There are five emotions managers should attend to at work: fear, anger, grief, jealously and joy. Each of these emotions has a natural and healthy expression in some part of our lives. Unfortunately, these emotions also have a distorted side that frequently shows itself in our daily work-lives. We discussed fear and anger previously. I will cover grief, jealously and joy this time.

In the business world, we have all experienced some loss and significant change recently. We have been downsized, outsourced, re-engineered and cost-cut to death. When we experience loss, whether it is the death of a loved-one or significant change at work, a normal emotional response is to grieve. Grief helps us to resolve our losses. Grief helps us come to grips with change. Grief may be expressed in tears or in telling the “story” of the loss or changes. This process helps us to come to terms with the new circumstances. If not adequately processed, distorted grief shows up as feelings of isolation, depression, self-pity and helplessness. Unresolved grief at work leads to reductions in effort and communication attempts, and may lead to perceptions of being alone and unsupported. During change efforts, we need more activity and communication, not less.

Jealousy is an interesting emotion. Most people find it hard at first to think of jealousy as having any positive side at all. Positive jealously is expressed as the desire to model and to copy others. It causes us to aspire to do more and to do better. In this way, functional jealously promotes learning, growth and the acquisition of new behaviours and skills. Of course, the more familiar distorted side of jealousy shows up as possessiveness, spite, envy and/or unthinking judgmentalism. At work, dysfunctional jealousy calls forth prejudice and promotes empire-building and back-stabbing. These elements are not conducive to change efforts.

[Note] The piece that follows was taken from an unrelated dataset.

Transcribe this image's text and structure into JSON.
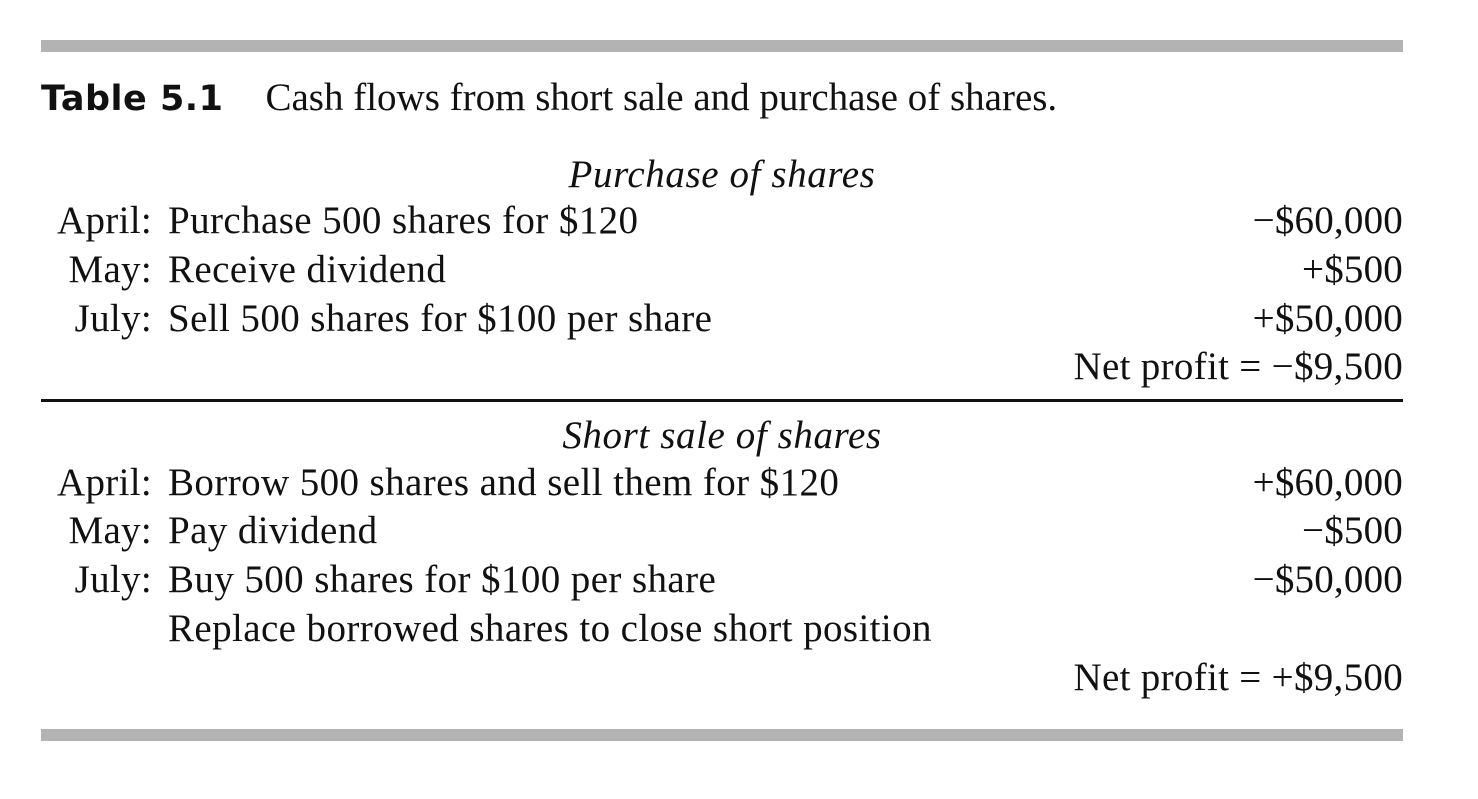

Finally, the emotion of joy may be expressed as playfulness, spontaneity, laughter or just feeling good. Some of us think of this as love and unconditional acceptance. This emotion helps us to learn and to grow. It provides energy and vitality in life. With unconditional acceptance and good will in our lives we learn that we are valued and can develop a healthy sense of self-esteem and self-confidence. Without good will and acceptance in our lives, we become needy, demanding and dependent. We develop low levels of self-esteem and low-levels of self-confidence. At work this inhibits creativity, innovation, change, energy and communication. It becomes not OK to be ourselves. It becomes unsafe to explore, to challenge, to risk and to get involved. This all leads to low levels of motivation, performance and change.